冯斑鸠点头如捣蒜,“小兄弟说的对,是我猪油蒙了心……你饶了我吧,我再也不敢了……”
“没得过教训的人,以后还是会犯的。”周立行摸着下巴,装模作样,“五嬢,看他这样子,估计也真的没啥子钱。要不这样,我砍他手一刀,无论伤重伤轻,这事就过去了,他留下来给五嬢你当哈白工,只要不再偷鸡摸狗嫉恨他人,就当他改过自新了,要得不?”
“我那箱子里的东西,除了最初说的,留一把给我防身,送一把感谢黑老鸹,其他的都感谢五嬢。”
刘五嬢眸中精光闪动,她和黑老鸹对视一眼,黑老鸹笑呵呵地捻胡须。刘五嬢便点了头。“要得。”
大家都听出来,周立行这是要给冯斑鸠放大水坝子的意思,冯斑鸠却蠢得很,还真的以为周立行要砍他手,吓得发出杀猪般的嚎叫。幺哥几人心中好笑,但还是装模作样地把冯斑鸠从墙上解下来,押着压在一条案板上,强制把他的左手拽出来,再用链条锁得死死的。
周立行此刻也有些促狭,见冯斑鸠的样子如同捆起来杀的猪,想着自己今天差点被带走的惊,便从幺哥手里接过砍刀,对着冯斑鸠的手肘、手腕一通比划。
冯斑鸠颤抖得如筛糠一般,却还没有放弃,同周立行商量,“小兄弟,不砍断,砍个伤口就行?好不?以后我做工挣的钱分你一半,我当你的小弟,你让干啥我干啥,我给你打洗脚水,我给你洗衣做饭……”
“停!”周立行听得起了一身鸡皮疙瘩,“我以后自己晓得找婆娘……”
“咳!”刘五嬢清了下嗓子,“砍人要见血,偷盗必断肉。九娃儿,你要动刀,就要守规矩。”
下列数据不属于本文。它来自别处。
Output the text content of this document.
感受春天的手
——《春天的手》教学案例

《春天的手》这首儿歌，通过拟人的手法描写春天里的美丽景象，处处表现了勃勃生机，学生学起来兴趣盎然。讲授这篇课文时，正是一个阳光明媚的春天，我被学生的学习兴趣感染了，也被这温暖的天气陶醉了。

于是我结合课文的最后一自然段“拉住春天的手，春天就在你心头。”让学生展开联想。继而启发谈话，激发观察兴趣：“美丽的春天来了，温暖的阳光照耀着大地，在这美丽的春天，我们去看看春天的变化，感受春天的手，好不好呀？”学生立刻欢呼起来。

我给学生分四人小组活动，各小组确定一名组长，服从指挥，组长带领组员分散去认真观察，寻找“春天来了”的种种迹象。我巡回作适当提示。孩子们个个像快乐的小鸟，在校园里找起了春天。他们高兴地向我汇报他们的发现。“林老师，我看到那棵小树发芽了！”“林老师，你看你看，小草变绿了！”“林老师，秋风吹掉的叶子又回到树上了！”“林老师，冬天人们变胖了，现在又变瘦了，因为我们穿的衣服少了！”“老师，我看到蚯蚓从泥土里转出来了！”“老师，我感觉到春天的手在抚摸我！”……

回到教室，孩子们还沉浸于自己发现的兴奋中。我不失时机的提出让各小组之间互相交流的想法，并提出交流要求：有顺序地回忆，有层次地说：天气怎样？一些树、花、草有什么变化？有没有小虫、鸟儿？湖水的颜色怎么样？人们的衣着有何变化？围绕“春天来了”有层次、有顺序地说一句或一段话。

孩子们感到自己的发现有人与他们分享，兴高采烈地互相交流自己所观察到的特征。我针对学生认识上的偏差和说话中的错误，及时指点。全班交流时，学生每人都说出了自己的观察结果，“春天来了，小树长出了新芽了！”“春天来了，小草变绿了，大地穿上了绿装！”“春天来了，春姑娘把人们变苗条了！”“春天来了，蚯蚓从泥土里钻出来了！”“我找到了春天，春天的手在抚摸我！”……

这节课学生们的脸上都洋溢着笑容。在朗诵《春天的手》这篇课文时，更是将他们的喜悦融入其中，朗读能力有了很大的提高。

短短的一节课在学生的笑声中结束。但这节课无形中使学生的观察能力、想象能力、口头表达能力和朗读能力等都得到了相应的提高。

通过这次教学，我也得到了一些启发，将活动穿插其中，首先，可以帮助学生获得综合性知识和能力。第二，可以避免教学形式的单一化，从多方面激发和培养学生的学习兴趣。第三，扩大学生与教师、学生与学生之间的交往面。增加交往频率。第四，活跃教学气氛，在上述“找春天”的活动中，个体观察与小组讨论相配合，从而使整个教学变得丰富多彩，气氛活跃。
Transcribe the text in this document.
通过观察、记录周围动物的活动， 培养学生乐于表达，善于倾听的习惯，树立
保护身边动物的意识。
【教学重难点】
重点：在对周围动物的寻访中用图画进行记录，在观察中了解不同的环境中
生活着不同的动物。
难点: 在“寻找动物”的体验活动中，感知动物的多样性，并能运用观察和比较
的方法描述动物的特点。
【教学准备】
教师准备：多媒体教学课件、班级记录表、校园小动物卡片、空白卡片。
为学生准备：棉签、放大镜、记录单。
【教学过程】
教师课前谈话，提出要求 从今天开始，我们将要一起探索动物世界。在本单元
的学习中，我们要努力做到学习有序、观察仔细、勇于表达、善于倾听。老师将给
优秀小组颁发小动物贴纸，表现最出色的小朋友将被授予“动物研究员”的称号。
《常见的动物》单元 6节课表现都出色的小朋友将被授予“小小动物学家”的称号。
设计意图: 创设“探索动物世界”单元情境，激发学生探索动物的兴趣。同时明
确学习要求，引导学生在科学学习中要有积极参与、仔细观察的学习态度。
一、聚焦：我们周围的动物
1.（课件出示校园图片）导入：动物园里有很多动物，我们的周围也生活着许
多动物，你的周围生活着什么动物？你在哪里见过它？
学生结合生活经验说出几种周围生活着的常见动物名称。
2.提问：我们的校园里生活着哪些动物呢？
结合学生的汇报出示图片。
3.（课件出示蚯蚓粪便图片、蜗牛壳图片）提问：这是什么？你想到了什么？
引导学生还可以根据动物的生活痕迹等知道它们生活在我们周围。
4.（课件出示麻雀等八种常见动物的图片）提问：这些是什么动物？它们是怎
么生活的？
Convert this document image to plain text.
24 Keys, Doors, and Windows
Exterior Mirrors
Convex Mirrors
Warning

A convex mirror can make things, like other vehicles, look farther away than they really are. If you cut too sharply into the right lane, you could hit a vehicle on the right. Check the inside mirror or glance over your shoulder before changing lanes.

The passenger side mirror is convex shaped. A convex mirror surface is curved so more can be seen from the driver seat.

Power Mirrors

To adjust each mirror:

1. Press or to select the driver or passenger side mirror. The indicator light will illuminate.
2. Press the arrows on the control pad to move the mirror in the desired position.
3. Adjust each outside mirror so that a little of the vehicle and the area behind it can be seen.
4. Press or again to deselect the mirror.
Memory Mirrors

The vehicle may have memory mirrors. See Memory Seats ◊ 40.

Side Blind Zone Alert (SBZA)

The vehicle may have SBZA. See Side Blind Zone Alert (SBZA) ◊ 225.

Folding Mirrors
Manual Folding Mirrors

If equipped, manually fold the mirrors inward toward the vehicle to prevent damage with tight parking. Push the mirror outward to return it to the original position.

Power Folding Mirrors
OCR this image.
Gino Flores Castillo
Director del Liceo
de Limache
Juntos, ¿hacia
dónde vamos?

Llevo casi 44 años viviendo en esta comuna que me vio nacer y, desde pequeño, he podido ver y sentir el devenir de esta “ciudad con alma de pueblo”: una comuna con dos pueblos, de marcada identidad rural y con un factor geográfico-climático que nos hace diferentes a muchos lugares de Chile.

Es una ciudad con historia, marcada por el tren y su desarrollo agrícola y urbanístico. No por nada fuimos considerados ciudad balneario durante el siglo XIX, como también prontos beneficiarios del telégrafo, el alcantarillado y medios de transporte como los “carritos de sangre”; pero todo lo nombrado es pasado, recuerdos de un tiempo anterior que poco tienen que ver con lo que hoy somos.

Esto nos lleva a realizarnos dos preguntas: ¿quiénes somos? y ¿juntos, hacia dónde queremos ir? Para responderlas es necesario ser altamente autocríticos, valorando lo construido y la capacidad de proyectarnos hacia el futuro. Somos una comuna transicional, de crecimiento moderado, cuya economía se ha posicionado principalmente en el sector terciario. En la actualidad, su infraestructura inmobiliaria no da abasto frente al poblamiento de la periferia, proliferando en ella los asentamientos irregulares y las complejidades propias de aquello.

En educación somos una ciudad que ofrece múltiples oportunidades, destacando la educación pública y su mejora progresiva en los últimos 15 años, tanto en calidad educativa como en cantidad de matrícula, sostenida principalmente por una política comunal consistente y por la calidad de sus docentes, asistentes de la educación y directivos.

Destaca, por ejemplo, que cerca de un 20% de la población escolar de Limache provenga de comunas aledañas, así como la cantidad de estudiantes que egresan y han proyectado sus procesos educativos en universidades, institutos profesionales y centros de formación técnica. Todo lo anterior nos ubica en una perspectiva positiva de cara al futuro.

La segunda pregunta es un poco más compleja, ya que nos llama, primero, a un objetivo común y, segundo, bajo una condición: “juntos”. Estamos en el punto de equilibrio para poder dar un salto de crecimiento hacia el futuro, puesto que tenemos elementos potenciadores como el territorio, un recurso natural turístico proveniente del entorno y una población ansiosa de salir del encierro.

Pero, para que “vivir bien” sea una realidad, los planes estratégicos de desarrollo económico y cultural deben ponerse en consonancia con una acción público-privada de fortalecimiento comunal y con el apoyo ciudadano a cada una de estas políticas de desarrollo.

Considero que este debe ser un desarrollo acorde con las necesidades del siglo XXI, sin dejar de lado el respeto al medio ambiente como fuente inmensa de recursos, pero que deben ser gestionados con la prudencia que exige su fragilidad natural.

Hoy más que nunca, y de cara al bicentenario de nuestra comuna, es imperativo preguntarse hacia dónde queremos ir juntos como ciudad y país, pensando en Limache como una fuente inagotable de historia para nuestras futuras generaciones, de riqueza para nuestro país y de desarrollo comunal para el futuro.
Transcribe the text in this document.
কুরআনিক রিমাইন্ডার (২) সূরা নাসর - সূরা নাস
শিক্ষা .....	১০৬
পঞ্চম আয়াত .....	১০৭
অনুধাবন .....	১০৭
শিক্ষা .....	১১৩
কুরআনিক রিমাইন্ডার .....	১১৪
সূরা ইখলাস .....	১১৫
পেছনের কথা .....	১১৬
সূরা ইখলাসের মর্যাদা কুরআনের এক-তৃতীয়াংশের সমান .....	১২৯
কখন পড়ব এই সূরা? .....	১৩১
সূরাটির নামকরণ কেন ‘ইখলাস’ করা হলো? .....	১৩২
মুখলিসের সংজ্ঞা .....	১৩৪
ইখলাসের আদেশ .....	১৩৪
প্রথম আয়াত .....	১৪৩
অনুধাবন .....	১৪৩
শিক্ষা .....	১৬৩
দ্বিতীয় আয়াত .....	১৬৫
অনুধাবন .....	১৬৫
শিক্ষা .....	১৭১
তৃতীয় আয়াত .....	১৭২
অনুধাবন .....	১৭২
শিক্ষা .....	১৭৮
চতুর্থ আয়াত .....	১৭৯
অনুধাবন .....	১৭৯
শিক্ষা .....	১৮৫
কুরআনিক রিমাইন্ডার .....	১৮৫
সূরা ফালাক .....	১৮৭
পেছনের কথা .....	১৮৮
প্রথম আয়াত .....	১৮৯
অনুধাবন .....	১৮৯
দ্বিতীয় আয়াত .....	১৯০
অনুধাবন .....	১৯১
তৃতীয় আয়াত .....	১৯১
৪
周立行收回思绪,狡黠地对着刘五嬢一挑眉,“放心,规矩是一定会守的!”
唰!砍刀挥起,带出破空的声音。
“啊!!!”冯斑鸠闭着眼睛发出凄厉的哀嚎,一泡骚尿冲湿□□。
噔!砍刀切断冯斑鸠左手小手指的指甲,指甲连着手指尖小小的一块皮肉一起断开,血珠浸出。
“血出了,肉断了,手指也算手,唔,砍了。”周立行短短一瞬间露出了少年特有的得意笑容,随即又恢复了平时那副似静似凝的模样。
黑老鸹顿时哈哈大笑起来,“好小子!我喜欢!我喜欢!!”
冯斑鸠叫完了也尿完了,随即感觉只有左右小指尖在痛,他不可思议地睁开眼,瞅着指尖,又看向周立行,顿时又哭又笑,“感谢!小兄弟……不,哥,你是我的大哥……”
刘五嬢微微一笑,“冯斑鸠,今日之事,是九娃儿给你放的水。从今往后的一年,你要在茶馆里当挑柴工,包你吃住但没有工资,一年后再看你表现。”
冯斑鸠涕泪纵横,千恩万谢,从此再也不敢乱说乱干,甚至成了周立行的跟班。
周立行也因此一事,真正入了黑老鸹的眼。
*
冯斑鸠的事就此揭过,那两个帮忙弄坏茶具的小堂倌也遭了处罚,两人也都穷,赔不起钱,个个都跪着求饶。于是这两人被板子打肿了手,一并罚去当三个月的挑柴工抵赔款。
黑老鸹留在了茶馆里,白日里没事儿就去找人算算命,坑点钱,晚上就爱挨着周立行嘀嘀咕咕讲小话,尤其爱给周立行讲那些袍哥的过去。
“以前的袍哥组织,名叫哥老会,嘿!这与天地会、白莲教一般都是反清复明的组织,咱云贵川一带的袍哥名声,那可是响当当的!”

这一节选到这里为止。